Aaron’s blog

Untangling CSV files

Statistics New Zealand has started publishing some raw CSV data files. Hooray! However, these files are quite large, and I’ve found it challenging to make sense of them. For example, the GDP file includes basically every GDP data series that Stats NZ publishes, and weights in at over 68,000 rows.

The different data series are distinguished by categorical (non-numeric) fields in the file. To make sense of these it’s helpful to understand what the categorical variables are and what values these variables take. For example in the GDP file there are categorical variables called “Series_reference”, “STATUS”, “UNITS”, “Subject”, “Group”, and the more cryptic “Series_title_1″, “Series_title_2″, and “Series_title_3″. If you know the values that these variables can take, you can get a sense of the coverage of data in the file.

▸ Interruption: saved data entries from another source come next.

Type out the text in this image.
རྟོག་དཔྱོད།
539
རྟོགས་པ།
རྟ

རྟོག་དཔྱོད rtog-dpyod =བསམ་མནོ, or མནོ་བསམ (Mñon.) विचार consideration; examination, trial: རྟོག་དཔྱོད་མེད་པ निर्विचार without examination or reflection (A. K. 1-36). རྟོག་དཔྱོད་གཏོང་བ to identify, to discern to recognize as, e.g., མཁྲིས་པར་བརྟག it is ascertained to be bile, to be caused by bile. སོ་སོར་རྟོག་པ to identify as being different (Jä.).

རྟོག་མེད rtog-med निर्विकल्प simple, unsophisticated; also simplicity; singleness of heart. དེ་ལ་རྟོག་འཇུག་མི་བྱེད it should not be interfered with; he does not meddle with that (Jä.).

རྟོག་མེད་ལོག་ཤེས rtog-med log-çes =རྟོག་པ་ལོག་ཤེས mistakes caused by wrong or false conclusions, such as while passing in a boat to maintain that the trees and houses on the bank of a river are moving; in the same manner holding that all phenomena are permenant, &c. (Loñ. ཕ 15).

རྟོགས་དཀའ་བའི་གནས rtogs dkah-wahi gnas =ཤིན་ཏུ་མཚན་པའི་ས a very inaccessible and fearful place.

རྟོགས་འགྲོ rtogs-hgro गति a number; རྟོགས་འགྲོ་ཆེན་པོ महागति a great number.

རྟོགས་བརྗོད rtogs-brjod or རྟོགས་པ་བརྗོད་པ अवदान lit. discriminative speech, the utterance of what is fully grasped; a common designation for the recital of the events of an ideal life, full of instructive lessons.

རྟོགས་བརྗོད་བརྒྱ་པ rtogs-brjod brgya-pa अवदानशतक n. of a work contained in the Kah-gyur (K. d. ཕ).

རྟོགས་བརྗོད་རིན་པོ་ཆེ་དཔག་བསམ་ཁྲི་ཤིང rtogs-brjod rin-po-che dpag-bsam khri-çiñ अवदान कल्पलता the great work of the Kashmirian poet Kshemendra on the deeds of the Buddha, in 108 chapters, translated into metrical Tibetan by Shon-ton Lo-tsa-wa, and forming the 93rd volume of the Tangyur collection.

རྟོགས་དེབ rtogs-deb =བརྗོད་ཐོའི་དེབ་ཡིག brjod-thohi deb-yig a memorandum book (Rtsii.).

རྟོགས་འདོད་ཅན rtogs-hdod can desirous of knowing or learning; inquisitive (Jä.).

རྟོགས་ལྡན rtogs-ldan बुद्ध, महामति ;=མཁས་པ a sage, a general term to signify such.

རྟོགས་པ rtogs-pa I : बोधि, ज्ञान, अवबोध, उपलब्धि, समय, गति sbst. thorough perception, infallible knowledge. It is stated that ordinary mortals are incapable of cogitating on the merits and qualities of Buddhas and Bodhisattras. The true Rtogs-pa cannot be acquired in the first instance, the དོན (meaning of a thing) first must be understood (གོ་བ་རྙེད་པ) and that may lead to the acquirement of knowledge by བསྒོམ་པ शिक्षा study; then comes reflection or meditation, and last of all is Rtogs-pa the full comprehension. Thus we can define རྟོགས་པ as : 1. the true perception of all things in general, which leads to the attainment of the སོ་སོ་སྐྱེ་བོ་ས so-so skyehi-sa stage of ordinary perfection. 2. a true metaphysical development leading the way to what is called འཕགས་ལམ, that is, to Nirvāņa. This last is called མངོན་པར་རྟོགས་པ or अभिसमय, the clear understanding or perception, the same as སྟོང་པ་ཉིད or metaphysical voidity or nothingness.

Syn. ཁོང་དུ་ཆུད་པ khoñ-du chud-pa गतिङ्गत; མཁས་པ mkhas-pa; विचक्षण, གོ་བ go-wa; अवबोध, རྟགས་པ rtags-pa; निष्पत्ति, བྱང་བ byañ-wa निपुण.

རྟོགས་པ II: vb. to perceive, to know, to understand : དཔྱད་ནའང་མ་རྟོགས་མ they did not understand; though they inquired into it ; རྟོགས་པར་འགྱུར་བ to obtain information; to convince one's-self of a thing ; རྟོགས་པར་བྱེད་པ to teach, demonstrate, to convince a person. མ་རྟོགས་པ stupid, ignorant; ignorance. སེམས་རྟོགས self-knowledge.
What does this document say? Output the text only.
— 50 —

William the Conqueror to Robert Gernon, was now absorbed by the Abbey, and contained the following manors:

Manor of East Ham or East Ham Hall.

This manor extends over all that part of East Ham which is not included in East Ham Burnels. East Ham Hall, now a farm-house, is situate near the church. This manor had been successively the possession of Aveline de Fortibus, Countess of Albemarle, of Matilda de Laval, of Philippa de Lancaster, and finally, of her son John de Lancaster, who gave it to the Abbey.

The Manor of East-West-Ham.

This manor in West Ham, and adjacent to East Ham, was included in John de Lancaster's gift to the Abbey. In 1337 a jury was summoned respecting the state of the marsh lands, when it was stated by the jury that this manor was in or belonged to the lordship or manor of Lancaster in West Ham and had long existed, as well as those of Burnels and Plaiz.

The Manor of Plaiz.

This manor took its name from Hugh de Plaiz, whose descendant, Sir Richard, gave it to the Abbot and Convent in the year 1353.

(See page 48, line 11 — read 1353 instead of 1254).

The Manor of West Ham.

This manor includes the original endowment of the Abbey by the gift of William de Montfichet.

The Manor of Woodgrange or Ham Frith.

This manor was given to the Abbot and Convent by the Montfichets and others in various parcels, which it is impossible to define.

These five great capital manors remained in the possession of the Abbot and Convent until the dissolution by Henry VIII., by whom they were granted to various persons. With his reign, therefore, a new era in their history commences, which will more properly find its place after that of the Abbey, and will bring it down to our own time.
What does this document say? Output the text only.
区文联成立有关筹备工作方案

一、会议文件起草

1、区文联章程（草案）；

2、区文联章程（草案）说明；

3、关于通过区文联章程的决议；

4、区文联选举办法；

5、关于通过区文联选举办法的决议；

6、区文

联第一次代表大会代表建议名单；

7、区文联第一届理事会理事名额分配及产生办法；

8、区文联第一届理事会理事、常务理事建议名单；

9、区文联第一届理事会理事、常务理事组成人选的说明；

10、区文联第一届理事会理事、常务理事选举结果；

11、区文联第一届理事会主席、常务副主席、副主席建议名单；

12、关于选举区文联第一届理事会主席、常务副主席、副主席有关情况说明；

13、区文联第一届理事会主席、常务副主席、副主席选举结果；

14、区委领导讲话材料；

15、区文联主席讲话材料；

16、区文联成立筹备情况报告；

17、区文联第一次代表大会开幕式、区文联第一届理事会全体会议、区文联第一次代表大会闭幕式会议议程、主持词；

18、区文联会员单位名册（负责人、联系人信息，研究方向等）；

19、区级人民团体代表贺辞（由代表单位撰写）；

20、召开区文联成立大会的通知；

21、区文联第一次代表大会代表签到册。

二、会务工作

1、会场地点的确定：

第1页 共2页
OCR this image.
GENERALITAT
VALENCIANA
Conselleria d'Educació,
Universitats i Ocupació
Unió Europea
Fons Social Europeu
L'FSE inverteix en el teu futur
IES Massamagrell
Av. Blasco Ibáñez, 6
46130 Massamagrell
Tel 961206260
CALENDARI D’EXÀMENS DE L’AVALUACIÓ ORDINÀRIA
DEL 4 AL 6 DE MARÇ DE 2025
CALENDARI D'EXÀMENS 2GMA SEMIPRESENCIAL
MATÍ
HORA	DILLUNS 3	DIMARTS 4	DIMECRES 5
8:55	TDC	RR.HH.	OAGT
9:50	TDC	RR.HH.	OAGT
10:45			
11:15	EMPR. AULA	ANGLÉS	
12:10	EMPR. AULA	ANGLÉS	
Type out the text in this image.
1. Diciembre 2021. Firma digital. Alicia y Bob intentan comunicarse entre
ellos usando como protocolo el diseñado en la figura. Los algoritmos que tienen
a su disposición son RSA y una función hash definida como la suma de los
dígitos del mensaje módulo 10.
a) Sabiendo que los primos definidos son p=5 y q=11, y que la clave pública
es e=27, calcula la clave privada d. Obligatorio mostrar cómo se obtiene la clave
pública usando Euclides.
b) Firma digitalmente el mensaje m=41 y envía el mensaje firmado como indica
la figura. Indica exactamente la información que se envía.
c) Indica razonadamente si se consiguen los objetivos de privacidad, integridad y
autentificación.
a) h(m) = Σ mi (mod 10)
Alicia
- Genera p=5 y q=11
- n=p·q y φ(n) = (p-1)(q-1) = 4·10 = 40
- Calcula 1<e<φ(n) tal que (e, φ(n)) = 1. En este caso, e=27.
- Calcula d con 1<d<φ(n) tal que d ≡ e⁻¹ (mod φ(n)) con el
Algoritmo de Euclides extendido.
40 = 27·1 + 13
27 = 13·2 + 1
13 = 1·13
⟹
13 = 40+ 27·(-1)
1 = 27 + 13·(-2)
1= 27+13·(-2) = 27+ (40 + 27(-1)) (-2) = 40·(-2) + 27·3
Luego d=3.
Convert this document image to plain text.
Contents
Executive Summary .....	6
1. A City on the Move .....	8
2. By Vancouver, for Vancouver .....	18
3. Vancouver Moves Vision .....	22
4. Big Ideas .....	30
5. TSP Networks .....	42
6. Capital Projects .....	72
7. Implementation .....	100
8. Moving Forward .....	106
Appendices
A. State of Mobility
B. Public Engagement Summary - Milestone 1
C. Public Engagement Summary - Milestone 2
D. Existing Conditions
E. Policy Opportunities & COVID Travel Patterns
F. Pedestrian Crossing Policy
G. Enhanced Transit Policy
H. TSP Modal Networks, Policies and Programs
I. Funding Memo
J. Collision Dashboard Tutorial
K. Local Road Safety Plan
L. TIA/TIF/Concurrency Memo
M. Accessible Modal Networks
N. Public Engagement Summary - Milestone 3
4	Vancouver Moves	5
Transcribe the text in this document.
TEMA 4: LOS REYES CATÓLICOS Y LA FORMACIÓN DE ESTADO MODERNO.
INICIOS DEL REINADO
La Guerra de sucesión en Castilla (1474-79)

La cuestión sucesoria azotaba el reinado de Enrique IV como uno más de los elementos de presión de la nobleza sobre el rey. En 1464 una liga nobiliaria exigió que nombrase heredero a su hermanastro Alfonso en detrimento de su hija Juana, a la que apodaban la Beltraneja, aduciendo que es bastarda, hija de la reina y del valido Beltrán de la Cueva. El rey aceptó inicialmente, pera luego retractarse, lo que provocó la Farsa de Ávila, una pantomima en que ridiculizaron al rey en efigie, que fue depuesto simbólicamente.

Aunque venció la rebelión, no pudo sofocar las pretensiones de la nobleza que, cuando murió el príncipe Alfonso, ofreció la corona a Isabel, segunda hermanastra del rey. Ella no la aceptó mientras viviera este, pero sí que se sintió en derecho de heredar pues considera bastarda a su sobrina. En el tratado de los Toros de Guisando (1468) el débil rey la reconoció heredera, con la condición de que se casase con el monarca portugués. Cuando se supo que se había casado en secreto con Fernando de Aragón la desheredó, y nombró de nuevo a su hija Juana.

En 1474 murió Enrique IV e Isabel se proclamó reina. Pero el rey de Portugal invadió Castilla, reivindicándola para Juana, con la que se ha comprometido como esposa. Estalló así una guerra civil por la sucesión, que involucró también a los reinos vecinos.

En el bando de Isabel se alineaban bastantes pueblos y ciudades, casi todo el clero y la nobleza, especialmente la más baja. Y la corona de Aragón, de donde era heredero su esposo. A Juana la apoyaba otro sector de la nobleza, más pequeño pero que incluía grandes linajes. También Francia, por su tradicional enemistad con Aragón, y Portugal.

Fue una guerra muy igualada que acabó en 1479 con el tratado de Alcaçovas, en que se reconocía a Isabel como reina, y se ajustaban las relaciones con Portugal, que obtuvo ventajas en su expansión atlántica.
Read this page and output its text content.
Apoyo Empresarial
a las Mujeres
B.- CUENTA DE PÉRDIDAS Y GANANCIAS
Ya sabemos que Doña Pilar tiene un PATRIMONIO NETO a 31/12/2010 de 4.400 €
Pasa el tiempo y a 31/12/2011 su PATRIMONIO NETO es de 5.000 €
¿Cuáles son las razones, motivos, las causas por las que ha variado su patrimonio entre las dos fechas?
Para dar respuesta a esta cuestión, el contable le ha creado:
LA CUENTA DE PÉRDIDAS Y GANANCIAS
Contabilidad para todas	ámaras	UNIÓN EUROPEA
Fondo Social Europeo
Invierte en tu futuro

With this in mind, I wrote a bit of R code to parse a CSV file, identify the categorical variables, and report the unique values of each variable, as well as the number of times that each value appears in the file. It will also optionally plot bar charts of the most common values for each categorical variable.

So I think this is useful for getting a quick overview of the types of data that may be in a CSV file. Something I hope to add in future is an overview of the hierarchy of values of the categorical variables, if they are part of a nested classification like ANZSIC. The end result could be something like this.